Filters, Actions, Functions

Preamble:

If you want to do any kind of wordpress development other than “point and click” or basics like css etc it is imperative to know how wordpress actions and filters work.
Actions/Filters let extend or change functionality of plugins/themes (or wordpress itself for that matter) without having to touch core files and therefore loosing the ability to ever update anything again or having to re-apply your changes every time a plugin or theme gets updated. (In fact editing core files is just generally a bad idea in any case)

If you do not know about wordpress actions and filters, I would recommend you use your favourite search engine and look for some tutorials (there are plenty of them available) to familiarise yourself with that concept. I promise you, once you understand how these work, a whole new world of wordpress development will open up for you.

A very very basic summary:

  • actions “do” things, filters “change” things (though the 2 are somewhat related)
  • actions/filters (generally speaking) belong in your theme’s – or better still child theme’s – functions.php

that’s it on that front for the time being….

General:

This section aims to document the most important wppizza functions, actions and filters and will expand over time depending on user requests and general usefulness.

If you are missing anything in particular – or indeed have been customising WPPizza v2x and now wish to transfer your cutomisations to wppizza v3.x but cannot find an answer in the documentation here – contact me using the usual channels.

I will – hopefully – be able to point you in the right direction.

However, please note that some filters and actions have changed completely or have even been removed in favour of other ways to do things (like additional shortcode attributes). Furthermore, a few things have been removed entirely in wppizza v3x (mostly for consistency reasons) in favour of alternatives.

Anyway, get in touch and we’ll see what we can do.

Portability – A Suggestion:

Typically – according to the wordpress codex – you would put you alterations into your themes or child themes functions.php as outlined above. However, if you do that you will always have to re-apply said alterations if you decide to switch themes for one reason or another.

Unless your changes are very specific to a particular theme, a far better alternative (as far as I am concerned anyway) would be to create a dedicated WPPizza Custom plugin (or whatever you want to call it) and add all your filterings, actions etc there instead.

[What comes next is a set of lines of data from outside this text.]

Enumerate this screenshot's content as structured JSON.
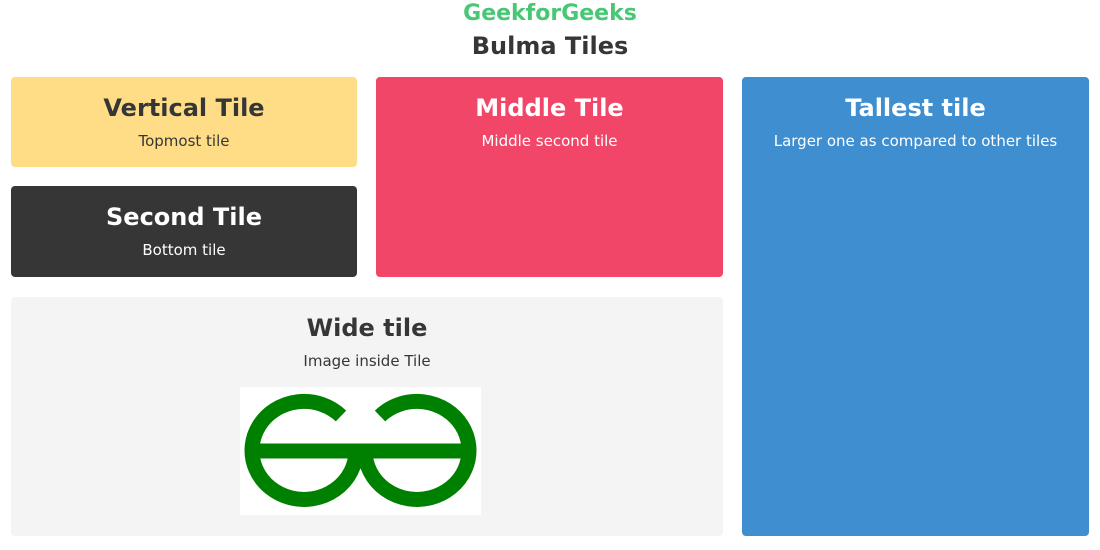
{
  "header": {
    "site_name": "GeekforGeeks",
    "page_title": "Bulma Tiles"
  },
  "colors": {
    "brand_green": "#48c774",
    "warning_yellow": "#ffdd87",
    "dark": "#363636",
    "danger_red": "#f14668",
    "info_blue": "#3e8ed0",
    "light_gray": "#f4f4f4",
    "logo_green": "#008000"
  },
  "tiles": {
    "vertical": {
      "title": "Vertical Tile",
      "subtitle": "Topmost tile"
    },
    "second": {
      "title": "Second Tile",
      "subtitle": "Bottom tile"
    },
    "middle": {
      "title": "Middle Tile",
      "subtitle": "Middle second tile"
    },
    "tallest": {
      "title": "Tallest tile",
      "subtitle": "Larger one as compared to other tiles"
    },
    "wide": {
      "title": "Wide tile",
      "subtitle": "Image inside Tile",
      "image_icon": "geeksforgeeks-logo-icon"
    }
  }
}
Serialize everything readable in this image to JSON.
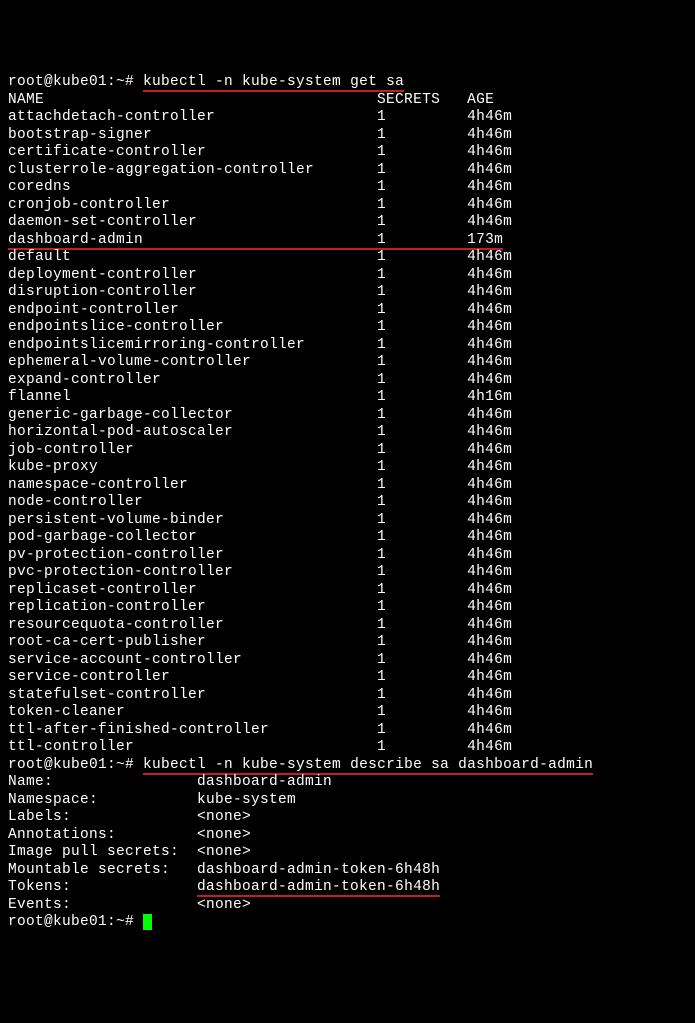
{
  "prompt1": "root@kube01:~# ",
  "command1": "kubectl -n kube-system get sa",
  "header": {
    "name": "NAME",
    "secrets": "SECRETS",
    "age": "AGE"
  },
  "rows": [
    {
      "name": "attachdetach-controller",
      "secrets": "1",
      "age": "4h46m",
      "highlight": false
    },
    {
      "name": "bootstrap-signer",
      "secrets": "1",
      "age": "4h46m",
      "highlight": false
    },
    {
      "name": "certificate-controller",
      "secrets": "1",
      "age": "4h46m",
      "highlight": false
    },
    {
      "name": "clusterrole-aggregation-controller",
      "secrets": "1",
      "age": "4h46m",
      "highlight": false
    },
    {
      "name": "coredns",
      "secrets": "1",
      "age": "4h46m",
      "highlight": false
    },
    {
      "name": "cronjob-controller",
      "secrets": "1",
      "age": "4h46m",
      "highlight": false
    },
    {
      "name": "daemon-set-controller",
      "secrets": "1",
      "age": "4h46m",
      "highlight": false
    },
    {
      "name": "dashboard-admin",
      "secrets": "1",
      "age": "173m",
      "highlight": true
    },
    {
      "name": "default",
      "secrets": "1",
      "age": "4h46m",
      "highlight": false
    },
    {
      "name": "deployment-controller",
      "secrets": "1",
      "age": "4h46m",
      "highlight": false
    },
    {
      "name": "disruption-controller",
      "secrets": "1",
      "age": "4h46m",
      "highlight": false
    },
    {
      "name": "endpoint-controller",
      "secrets": "1",
      "age": "4h46m",
      "highlight": false
    },
    {
      "name": "endpointslice-controller",
      "secrets": "1",
      "age": "4h46m",
      "highlight": false
    },
    {
      "name": "endpointslicemirroring-controller",
      "secrets": "1",
      "age": "4h46m",
      "highlight": false
    },
    {
      "name": "ephemeral-volume-controller",
      "secrets": "1",
      "age": "4h46m",
      "highlight": false
    },
    {
      "name": "expand-controller",
      "secrets": "1",
      "age": "4h46m",
      "highlight": false
    },
    {
      "name": "flannel",
      "secrets": "1",
      "age": "4h16m",
      "highlight": false
    },
    {
      "name": "generic-garbage-collector",
      "secrets": "1",
      "age": "4h46m",
      "highlight": false
    },
    {
      "name": "horizontal-pod-autoscaler",
      "secrets": "1",
      "age": "4h46m",
      "highlight": false
    },
    {
      "name": "job-controller",
      "secrets": "1",
      "age": "4h46m",
      "highlight": false
    },
    {
      "name": "kube-proxy",
      "secrets": "1",
      "age": "4h46m",
      "highlight": false
    },
    {
      "name": "namespace-controller",
      "secrets": "1",
      "age": "4h46m",
      "highlight": false
    },
    {
      "name": "node-controller",
      "secrets": "1",
      "age": "4h46m",
      "highlight": false
    },
    {
      "name": "persistent-volume-binder",
      "secrets": "1",
      "age": "4h46m",
      "highlight": false
    },
    {
      "name": "pod-garbage-collector",
      "secrets": "1",
      "age": "4h46m",
      "highlight": false
    },
    {
      "name": "pv-protection-controller",
      "secrets": "1",
      "age": "4h46m",
      "highlight": false
    },
    {
      "name": "pvc-protection-controller",
      "secrets": "1",
      "age": "4h46m",
      "highlight": false
    },
    {
      "name": "replicaset-controller",
      "secrets": "1",
      "age": "4h46m",
      "highlight": false
    },
    {
      "name": "replication-controller",
      "secrets": "1",
      "age": "4h46m",
      "highlight": false
    },
    {
      "name": "resourcequota-controller",
      "secrets": "1",
      "age": "4h46m",
      "highlight": false
    },
    {
      "name": "root-ca-cert-publisher",
      "secrets": "1",
      "age": "4h46m",
      "highlight": false
    },
    {
      "name": "service-account-controller",
      "secrets": "1",
      "age": "4h46m",
      "highlight": false
    },
    {
      "name": "service-controller",
      "secrets": "1",
      "age": "4h46m",
      "highlight": false
    },
    {
      "name": "statefulset-controller",
      "secrets": "1",
      "age": "4h46m",
      "highlight": false
    },
    {
      "name": "token-cleaner",
      "secrets": "1",
      "age": "4h46m",
      "highlight": false
    },
    {
      "name": "ttl-after-finished-controller",
      "secrets": "1",
      "age": "4h46m",
      "highlight": false
    },
    {
      "name": "ttl-controller",
      "secrets": "1",
      "age": "4h46m",
      "highlight": false
    }
  ],
  "prompt2": "root@kube01:~# ",
  "command2": "kubectl -n kube-system describe sa dashboard-admin",
  "describe": [
    {
      "label": "Name:",
      "value": "dashboard-admin",
      "highlight": false
    },
    {
      "label": "Namespace:",
      "value": "kube-system",
      "highlight": false
    },
    {
      "label": "Labels:",
      "value": "<none>",
      "highlight": false
    },
    {
      "label": "Annotations:",
      "value": "<none>",
      "highlight": false
    },
    {
      "label": "Image pull secrets:",
      "value": "<none>",
      "highlight": false
    },
    {
      "label": "Mountable secrets:",
      "value": "dashboard-admin-token-6h48h",
      "highlight": false
    },
    {
      "label": "Tokens:",
      "value": "dashboard-admin-token-6h48h",
      "highlight": true
    },
    {
      "label": "Events:",
      "value": "<none>",
      "highlight": false
    }
  ],
  "prompt3": "root@kube01:~# "
}
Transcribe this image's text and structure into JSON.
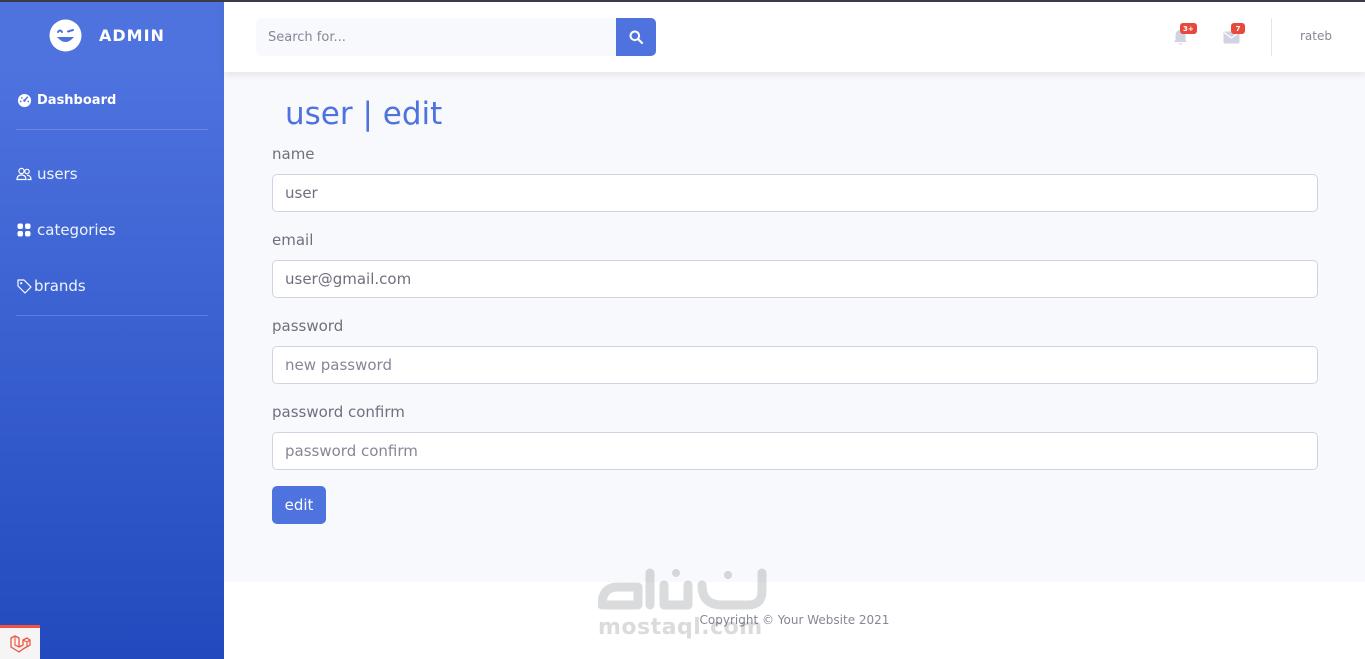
{
  "sidebar": {
    "brand": "ADMIN",
    "items": [
      {
        "label": "Dashboard",
        "icon": "tachometer-icon"
      },
      {
        "label": "users",
        "icon": "users-icon"
      },
      {
        "label": "categories",
        "icon": "grid-icon"
      },
      {
        "label": "brands",
        "icon": "tag-icon"
      }
    ]
  },
  "topbar": {
    "search_placeholder": "Search for...",
    "alerts_badge": "3+",
    "messages_badge": "7",
    "user_name": "rateb"
  },
  "page": {
    "title": "user | edit",
    "fields": [
      {
        "label": "name",
        "value": "user",
        "placeholder": ""
      },
      {
        "label": "email",
        "value": "user@gmail.com",
        "placeholder": ""
      },
      {
        "label": "password",
        "value": "",
        "placeholder": "new password"
      },
      {
        "label": "password confirm",
        "value": "",
        "placeholder": "password confirm"
      }
    ],
    "submit_label": "edit"
  },
  "footer": {
    "copyright": "Copyright © Your Website 2021"
  },
  "watermark": {
    "text": "mostaql.com"
  },
  "colors": {
    "primary": "#4e73df",
    "primary_dark": "#224abe",
    "danger": "#e74a3b",
    "text_muted": "#858796"
  }
}
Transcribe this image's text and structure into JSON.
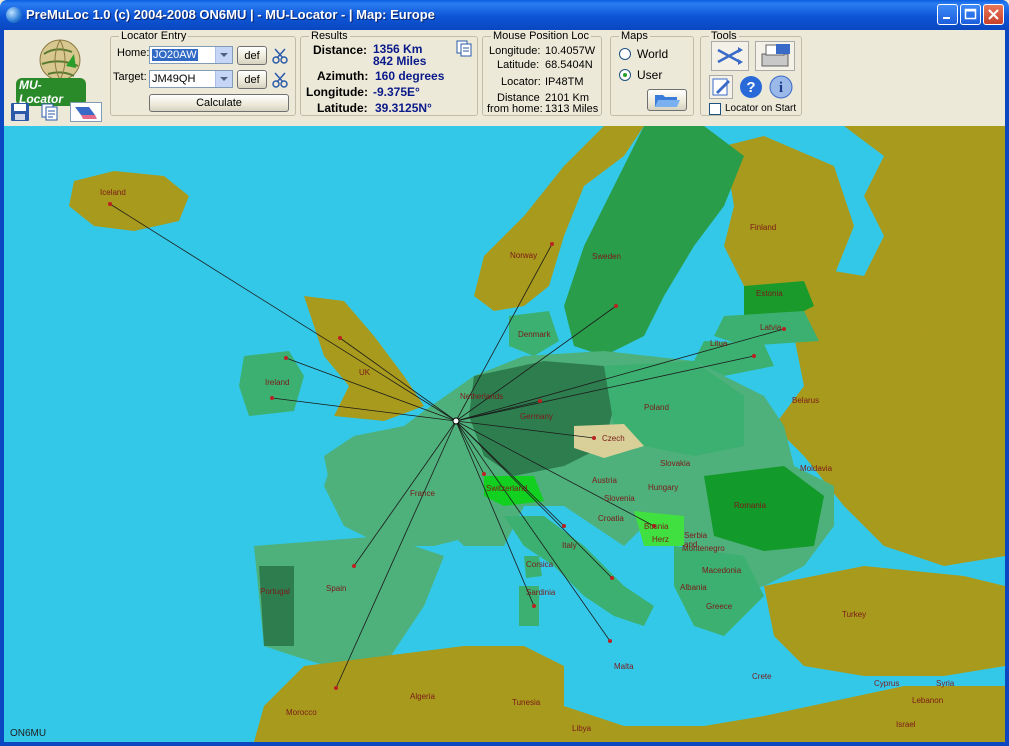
{
  "window": {
    "title": "PreMuLoc 1.0 (c) 2004-2008 ON6MU  | - MU-Locator - |  Map: Europe"
  },
  "logo": {
    "text": "MU-Locator"
  },
  "locator_entry": {
    "label": "Locator Entry",
    "home_label": "Home:",
    "home_value": "JO20AW",
    "target_label": "Target:",
    "target_value": "JM49QH",
    "def_label": "def",
    "calculate_label": "Calculate"
  },
  "results": {
    "label": "Results",
    "distance_label": "Distance:",
    "distance_km": "1356 Km",
    "distance_miles": "842 Miles",
    "azimuth_label": "Azimuth:",
    "azimuth_value": "160 degrees",
    "longitude_label": "Longitude:",
    "longitude_value": "-9.375E°",
    "latitude_label": "Latitude:",
    "latitude_value": "39.3125N°"
  },
  "mouse_position": {
    "label": "Mouse Position Loc",
    "longitude_label": "Longitude:",
    "longitude_value": "10.4057W",
    "latitude_label": "Latitude:",
    "latitude_value": "68.5404N",
    "locator_label": "Locator:",
    "locator_value": "IP48TM",
    "distance_label": "Distance",
    "from_home_label": "from home:",
    "distance_km": "2101 Km",
    "distance_miles": "1313 Miles"
  },
  "maps": {
    "label": "Maps",
    "world_label": "World",
    "user_label": "User",
    "selected": "User"
  },
  "tools": {
    "label": "Tools",
    "locator_on_start_label": "Locator on Start",
    "locator_on_start_checked": false
  },
  "map": {
    "watermark": "ON6MU",
    "countries": [
      "Iceland",
      "Norway",
      "Sweden",
      "Finland",
      "Estonia",
      "Latvia",
      "Litua",
      "Denmark",
      "UK",
      "Ireland",
      "Netherlands",
      "Germany",
      "Poland",
      "Belarus",
      "Czech",
      "Slovakia",
      "Moldavia",
      "Austria",
      "Hungary",
      "Switzerland",
      "Slovenia",
      "Romania",
      "Croatia",
      "Bosnia",
      "Herz",
      "Serbia and",
      "Montenegro",
      "France",
      "Italy",
      "Corsica",
      "Sardinia",
      "Macedonia",
      "Albania",
      "Greece",
      "Turkey",
      "Spain",
      "Portugal",
      "Malta",
      "Algeria",
      "Morocco",
      "Tunesia",
      "Libya",
      "Crete",
      "Cyprus",
      "Syria",
      "Lebanon",
      "Israel"
    ]
  },
  "colors": {
    "sea": "#34c8e8",
    "land": "#a89a1c",
    "visited_green": "#4eb07a",
    "dark_green": "#2e7d4e",
    "bright_green": "#10a010"
  }
}
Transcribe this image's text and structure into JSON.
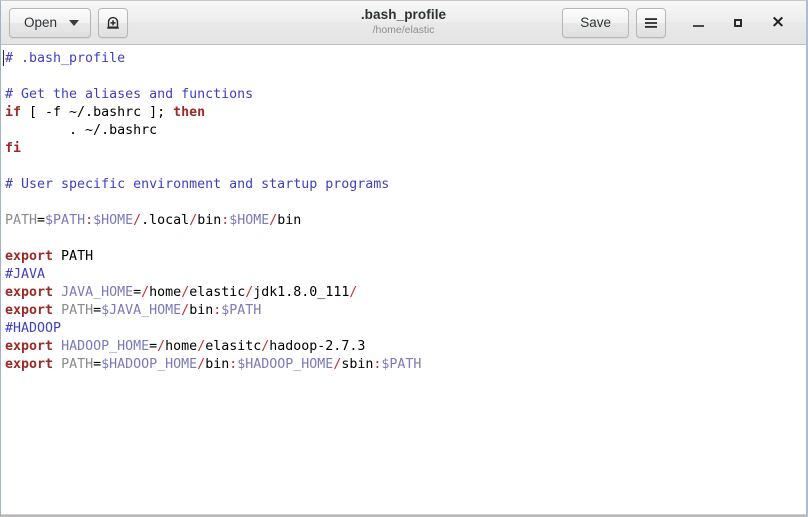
{
  "window": {
    "title": ".bash_profile",
    "subtitle": "/home/elastic"
  },
  "toolbar": {
    "open_label": "Open",
    "open_caret_icon": "chevron-down-icon",
    "new_document_icon": "new-document-icon",
    "save_label": "Save",
    "menu_icon": "hamburger-menu-icon"
  },
  "window_controls": {
    "minimize_icon": "minimize-icon",
    "maximize_icon": "maximize-icon",
    "close_icon": "close-icon",
    "close_glyph": "×"
  },
  "colors": {
    "comment": "#4040c0",
    "keyword": "#9a2a2a",
    "variable": "#7a7aba",
    "separator": "#c03030",
    "assignee": "#8a8a8a",
    "plain": "#000000",
    "editor_background": "#ffffff",
    "headerbar_background": "#ededed",
    "title_subtitle": "#8d8d8d"
  },
  "editor": {
    "filename": ".bash_profile",
    "language": "sh",
    "cursor_line": 1,
    "cursor_column": 1,
    "lines": [
      {
        "n": 1,
        "tokens": [
          {
            "t": "# .bash_profile",
            "c": "comment"
          }
        ]
      },
      {
        "n": 2,
        "tokens": []
      },
      {
        "n": 3,
        "tokens": [
          {
            "t": "# Get the aliases and functions",
            "c": "comment"
          }
        ]
      },
      {
        "n": 4,
        "tokens": [
          {
            "t": "if",
            "c": "keyword"
          },
          {
            "t": " [ -f ~/.bashrc ]; ",
            "c": "plain"
          },
          {
            "t": "then",
            "c": "keyword"
          }
        ]
      },
      {
        "n": 5,
        "tokens": [
          {
            "t": "        . ~/.bashrc",
            "c": "plain"
          }
        ]
      },
      {
        "n": 6,
        "tokens": [
          {
            "t": "fi",
            "c": "keyword"
          }
        ]
      },
      {
        "n": 7,
        "tokens": []
      },
      {
        "n": 8,
        "tokens": [
          {
            "t": "# User specific environment and startup programs",
            "c": "comment"
          }
        ]
      },
      {
        "n": 9,
        "tokens": []
      },
      {
        "n": 10,
        "tokens": [
          {
            "t": "PATH",
            "c": "assignee"
          },
          {
            "t": "=",
            "c": "op"
          },
          {
            "t": "$PATH",
            "c": "variable"
          },
          {
            "t": ":",
            "c": "separator"
          },
          {
            "t": "$HOME",
            "c": "variable"
          },
          {
            "t": "/",
            "c": "separator"
          },
          {
            "t": ".local",
            "c": "plain"
          },
          {
            "t": "/",
            "c": "separator"
          },
          {
            "t": "bin",
            "c": "plain"
          },
          {
            "t": ":",
            "c": "separator"
          },
          {
            "t": "$HOME",
            "c": "variable"
          },
          {
            "t": "/",
            "c": "separator"
          },
          {
            "t": "bin",
            "c": "plain"
          }
        ]
      },
      {
        "n": 11,
        "tokens": []
      },
      {
        "n": 12,
        "tokens": [
          {
            "t": "export",
            "c": "keyword"
          },
          {
            "t": " PATH",
            "c": "plain"
          }
        ]
      },
      {
        "n": 13,
        "tokens": [
          {
            "t": "#JAVA",
            "c": "comment"
          }
        ]
      },
      {
        "n": 14,
        "tokens": [
          {
            "t": "export",
            "c": "keyword"
          },
          {
            "t": " ",
            "c": "plain"
          },
          {
            "t": "JAVA_HOME",
            "c": "variable"
          },
          {
            "t": "=",
            "c": "op"
          },
          {
            "t": "/",
            "c": "separator"
          },
          {
            "t": "home",
            "c": "plain"
          },
          {
            "t": "/",
            "c": "separator"
          },
          {
            "t": "elastic",
            "c": "plain"
          },
          {
            "t": "/",
            "c": "separator"
          },
          {
            "t": "jdk1.8.0_111",
            "c": "plain"
          },
          {
            "t": "/",
            "c": "separator"
          }
        ]
      },
      {
        "n": 15,
        "tokens": [
          {
            "t": "export",
            "c": "keyword"
          },
          {
            "t": " ",
            "c": "plain"
          },
          {
            "t": "PATH",
            "c": "assignee"
          },
          {
            "t": "=",
            "c": "op"
          },
          {
            "t": "$JAVA_HOME",
            "c": "variable"
          },
          {
            "t": "/",
            "c": "separator"
          },
          {
            "t": "bin",
            "c": "plain"
          },
          {
            "t": ":",
            "c": "separator"
          },
          {
            "t": "$PATH",
            "c": "variable"
          }
        ]
      },
      {
        "n": 16,
        "tokens": [
          {
            "t": "#HADOOP",
            "c": "comment"
          }
        ]
      },
      {
        "n": 17,
        "tokens": [
          {
            "t": "export",
            "c": "keyword"
          },
          {
            "t": " ",
            "c": "plain"
          },
          {
            "t": "HADOOP_HOME",
            "c": "variable"
          },
          {
            "t": "=",
            "c": "op"
          },
          {
            "t": "/",
            "c": "separator"
          },
          {
            "t": "home",
            "c": "plain"
          },
          {
            "t": "/",
            "c": "separator"
          },
          {
            "t": "elasitc",
            "c": "plain"
          },
          {
            "t": "/",
            "c": "separator"
          },
          {
            "t": "hadoop-2.7.3",
            "c": "plain"
          }
        ]
      },
      {
        "n": 18,
        "tokens": [
          {
            "t": "export",
            "c": "keyword"
          },
          {
            "t": " ",
            "c": "plain"
          },
          {
            "t": "PATH",
            "c": "assignee"
          },
          {
            "t": "=",
            "c": "op"
          },
          {
            "t": "$HADOOP_HOME",
            "c": "variable"
          },
          {
            "t": "/",
            "c": "separator"
          },
          {
            "t": "bin",
            "c": "plain"
          },
          {
            "t": ":",
            "c": "separator"
          },
          {
            "t": "$HADOOP_HOME",
            "c": "variable"
          },
          {
            "t": "/",
            "c": "separator"
          },
          {
            "t": "sbin",
            "c": "plain"
          },
          {
            "t": ":",
            "c": "separator"
          },
          {
            "t": "$PATH",
            "c": "variable"
          }
        ]
      }
    ]
  }
}
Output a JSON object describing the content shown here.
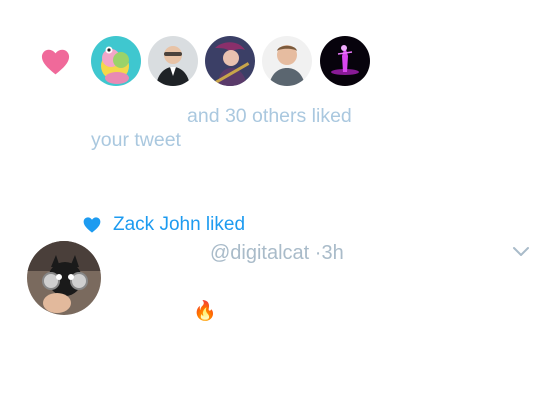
{
  "likes_notification": {
    "icon": "heart-icon",
    "icon_color": "#f0699a",
    "avatars": [
      "avatar-1",
      "avatar-2",
      "avatar-3",
      "avatar-4",
      "avatar-5"
    ],
    "summary_text": "and 30 others liked your tweet"
  },
  "liked_tweet": {
    "icon": "heart-icon",
    "icon_color": "#1d9bf0",
    "liked_by": "Zack John liked",
    "handle_time": "@digitalcat ·3h",
    "menu_icon": "chevron-down-icon",
    "content_emoji": "🔥"
  }
}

The advantage of it being that it is irrelevant what theme you might have enabled and – even more so if you are in a multisite setup with different themes for each subsite – you can simply enable this plugin without having to worry about having to apply your coding to each theme (or subsite if using different themes in a multisite setup – simply network enable the plugin).

To do so, create a file (let’s name it wppizza-customisation.php for example) and add the following to the top of the file:

<?php
/*
Plugin Name: WPPizza Custom Functions
Description: WPPizza custom functions that run regardless of theme used (use instead of putting them into a theme's functions.php)
Version: 0.1
Author: ollybach
Author URI: https://www.wp-pizza.com
*/

/*
add your filters/actions etc here
*/


Add your filters, actions and whatever else you need to do to that file, save and copy this file to your [Wordpress-Install-Path]/wp-content/plugins/ directory (or if you wish into a subdirectory called wppizza-custom or whatever else you want to call it).

Then simply go to your plugins page in your wordpress installation and activate.

Your WPPizza customisations will now be completely independent of any themes or child themes that may or may not be in use.
Furthermore, if you need to do the same things on another WPPizza site you could simply copy this file there and activate the plugin.

Maybe the above is of some use to someone.